I suppose the "Love and Logic" people would say that when Erin stands up in the tube you say, "Looks like you're done" and take her out. "We sit to play in the tub. When we stand up, it means we're done."

Or, "Oh, that's not safe. We have to be in the bath safely, or we have to get out so you'll be safe." And follow through.

Or, "Baths are for sitting" (helping her sit down. "Can you sit down or do you need me to help you sit down?"

"Oops! Looks like you forgot! We'll get out now and try again later."

And the all-important, rinse, lather, repeat. The repetition has been one of the hardest parts of parenting...

dadspeaks said...

Why isn't it okay for her to stand up in the tub?

Whilst I wouldn't leave her in the bathroom by herself, I've let my now-1-year-old daughter stand, walk, dance and otherwise do what she likes in the tub since she could sit up.

Yes, she's fallen a few times, but not for a while. She's learnt. Not that she must obey me (through barking, staring or otherwise manipulating), but that if she falls in the tub it hurts. She's also learnt that if she does fall I'm there to help her up. She knows that if she gets stuck (not often) I'll help her.

She's learnt that standing in the tub needs to be done with care. And she's learnt that I'm there for her.

for a different kind of girl said...

Would you hate me if I told you that my kids sailed through infancy and toddlerhood without this 'terrible two's' stage? Seriously, life was a breeze. This means I live in a dreamworld...or I'm doomed when one of them comes home in high school and tells me their girlfriend is pregnant.

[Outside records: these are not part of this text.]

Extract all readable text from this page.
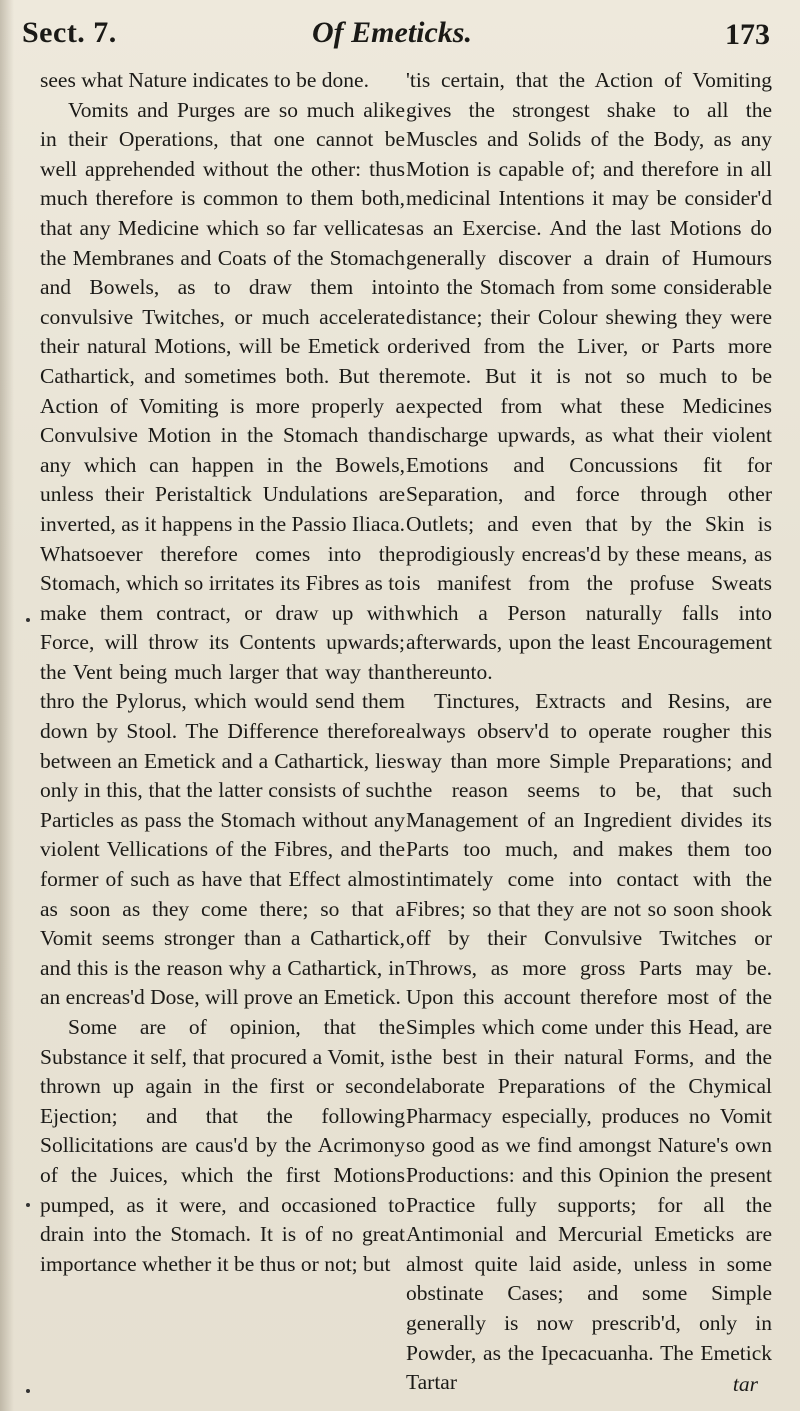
Sect. 7.	Of Emeticks.	173

sees what Nature indicates to be done.

Vomits and Purges are so much alike in their Operations, that one cannot be well apprehended without the other: thus much therefore is common to them both, that any Medicine which so far vellicates the Membranes and Coats of the Stomach and Bowels, as to draw them into convulsive Twitches, or much accelerate their natural Motions, will be Emetick or Cathartick, and sometimes both. But the Action of Vomiting is more properly a Convulsive Motion in the Stomach than any which can happen in the Bowels, unless their Peristaltick Undulations are inverted, as it happens in the Passio Iliaca. Whatsoever therefore comes into the Stomach, which so irritates its Fibres as to make them contract, or draw up with Force, will throw its Contents upwards; the Vent being much larger that way than thro the Pylorus, which would send them down by Stool. The Difference therefore between an Emetick and a Cathartick, lies only in this, that the latter consists of such Particles as pass the Stomach without any violent Vellications of the Fibres, and the former of such as have that Effect almost as soon as they come there; so that a Vomit seems stronger than a Cathartick, and this is the reason why a Cathartick, in an encreas'd Dose, will prove an Emetick.

Some are of opinion, that the Substance it self, that procured a Vomit, is thrown up again in the first or second Ejection; and that the following Sollicitations are caus'd by the Acrimony of the Juices, which the first Motions pumped, as it were, and occasioned to drain into the Stomach. It is of no great importance whether it be thus or not; but

'tis certain, that the Action of Vomiting gives the strongest shake to all the Muscles and Solids of the Body, as any Motion is capable of; and therefore in all medicinal Intentions it may be consider'd as an Exercise. And the last Motions do generally discover a drain of Humours into the Stomach from some considerable distance; their Colour shewing they were derived from the Liver, or Parts more remote. But it is not so much to be expected from what these Medicines discharge upwards, as what their violent Emotions and Concussions fit for Separation, and force through other Outlets; and even that by the Skin is prodigiously encreas'd by these means, as is manifest from the profuse Sweats which a Person naturally falls into afterwards, upon the least Encouragement thereunto.

Tinctures, Extracts and Resins, are always observ'd to operate rougher this way than more Simple Preparations; and the reason seems to be, that such Management of an Ingredient divides its Parts too much, and makes them too intimately come into contact with the Fibres; so that they are not so soon shook off by their Convulsive Twitches or Throws, as more gross Parts may be. Upon this account therefore most of the Simples which come under this Head, are the best in their natural Forms, and the elaborate Preparations of the Chymical Pharmacy especially, produces no Vomit so good as we find amongst Nature's own Productions: and this Opinion the present Practice fully supports; for all the Antimonial and Mercurial Emeticks are almost quite laid aside, unless in some obstinate Cases; and some Simple generally is now prescrib'd, only in Powder, as the Ipecacuanha. The Emetick Tartar	tar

Anyway, don't hate me, 'k?

michele said...

I, apparently, don't have a dog voice. I wish I did, tears or no. Three strikes usually works for me, though (my kids are older - 6 & 8). However. My husband is a former Marine. A kind, sweet, affectionate gentleman. However, when he has *had* it, he uses his military voice. Picture The Atten-Hut, or the Hoo-Hah, only with the words he expects to be listened to now. No, let me rephrase - NOW. He used to pick the kids up from daycare and he's the "cool" dad, so he'd hang a bit before leaving with the boys. He'd do things like teach the kids without dads how to make paper airplanes fly better, that sort of thing. But every once in a while the teachers would need everyone's attention, and they wouldn't be listening. They'd kind of sneak a sidelong glance at my husband, and he would let out his military command, and the earth would stand still. Then the teacher's had control again, and he would come home.

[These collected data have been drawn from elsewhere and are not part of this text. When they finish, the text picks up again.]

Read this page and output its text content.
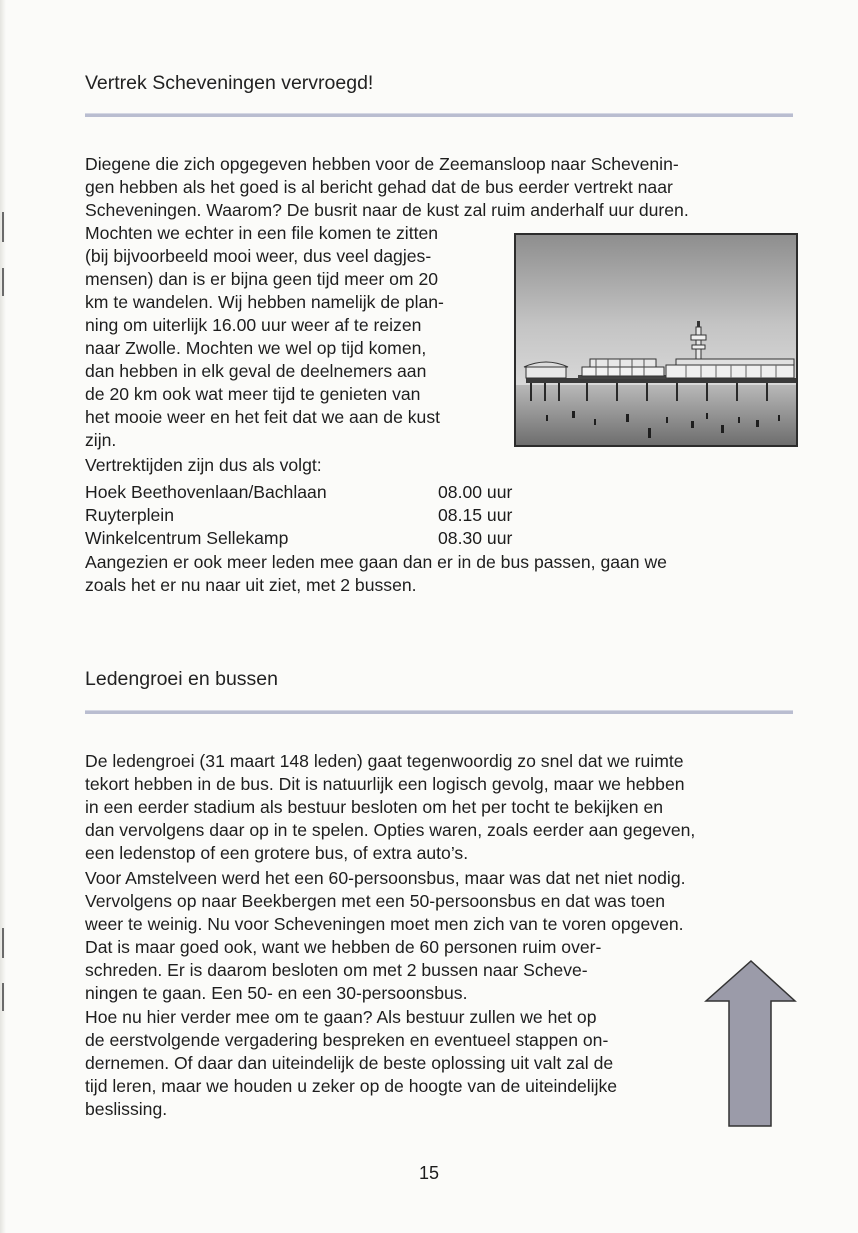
Vertrek Scheveningen vervroegd!
Diegene die zich opgegeven hebben voor de Zeemansloop naar Schevenin-
gen hebben als het goed is al bericht gehad dat de bus eerder vertrekt naar
Scheveningen. Waarom? De busrit naar de kust zal ruim anderhalf uur duren.
Mochten we echter in een file komen te zitten
(bij bijvoorbeeld mooi weer, dus veel dagjes-
mensen) dan is er bijna geen tijd meer om 20
km te wandelen. Wij hebben namelijk de plan-
ning om uiterlijk 16.00 uur weer af te reizen
naar Zwolle. Mochten we wel op tijd komen,
dan hebben in elk geval de deelnemers aan
de 20 km ook wat meer tijd te genieten van
het mooie weer en het feit dat we aan de kust
zijn.
Vertrektijden zijn dus als volgt:
Hoek Beethovenlaan/Bachlaan	08.00 uur
Ruyterplein	08.15 uur
Winkelcentrum Sellekamp	08.30 uur
Aangezien er ook meer leden mee gaan dan er in de bus passen, gaan we
zoals het er nu naar uit ziet, met 2 bussen.
Ledengroei en bussen
De ledengroei (31 maart 148 leden) gaat tegenwoordig zo snel dat we ruimte
tekort hebben in de bus. Dit is natuurlijk een logisch gevolg, maar we hebben
in een eerder stadium als bestuur besloten om het per tocht te bekijken en
dan vervolgens daar op in te spelen. Opties waren, zoals eerder aan gegeven,
een ledenstop of een grotere bus, of extra auto’s.
Voor Amstelveen werd het een 60-persoonsbus, maar was dat net niet nodig.
Vervolgens op naar Beekbergen met een 50-persoonsbus en dat was toen
weer te weinig. Nu voor Scheveningen moet men zich van te voren opgeven.
Dat is maar goed ook, want we hebben de 60 personen ruim over-
schreden. Er is daarom besloten om met 2 bussen naar Scheve-
ningen te gaan. Een 50- en een 30-persoonsbus.
Hoe nu hier verder mee om te gaan? Als bestuur zullen we het op
de eerstvolgende vergadering bespreken en eventueel stappen on-
dernemen. Of daar dan uiteindelijk de beste oplossing uit valt zal de
tijd leren, maar we houden u zeker op de hoogte van de uiteindelijke
beslissing.
15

Petra a.k.a The Wise (*Young*) Mommy said...

Ah, I feeeeeel you dude. My daughter is constantly pushing, pulling and testing me lately and it's hard for me not to use my "crazy mommy" voice when she pushes me over the edge.

It's a fine line between discipline and being an asshole.

1sttimedad said...

Ooooh, that last one is nasty! It sounds like your daughter would make a perfect match for my 17-month-old, who I figure it's the Devil's latest reincarnate.

I would love, love, love to blame the daycare too, but just last week my daycare provider took a quick jaunt to the bathroom while my kid (the youngest of five at daycare) proceeded to throw her porridge at all the other kids while they laughed and laughed and laughed.

My wife and I laughed too when we heard, because how can you not, right?

And just wait till they're teenagers.

Pamela said...

I have had three two year-olds to date. They are special, in a totally psychopathish sort of way. The good news? Three is even MORE specialer.

And we do know about the Bad Dog Voice. Sometimes you just need to use it, because it works WAY better in a danger situation than the Cookie Voice.

Michelle Lamar said...

BPD, she is SOOOO cute that I am afraid that you (and the rest of the males in the world) are going to be in for it! LOL! Here is the future. They act like insane people, moody, tantrums. But they are 15. Drop Kick Me Jesus Through the Goalposts of Life, will ya? Loved this post, BTW.

KT said...

We used a series of books starting with "Hands are Not For Hitting" They have "Teeth are Not for biting." It helped.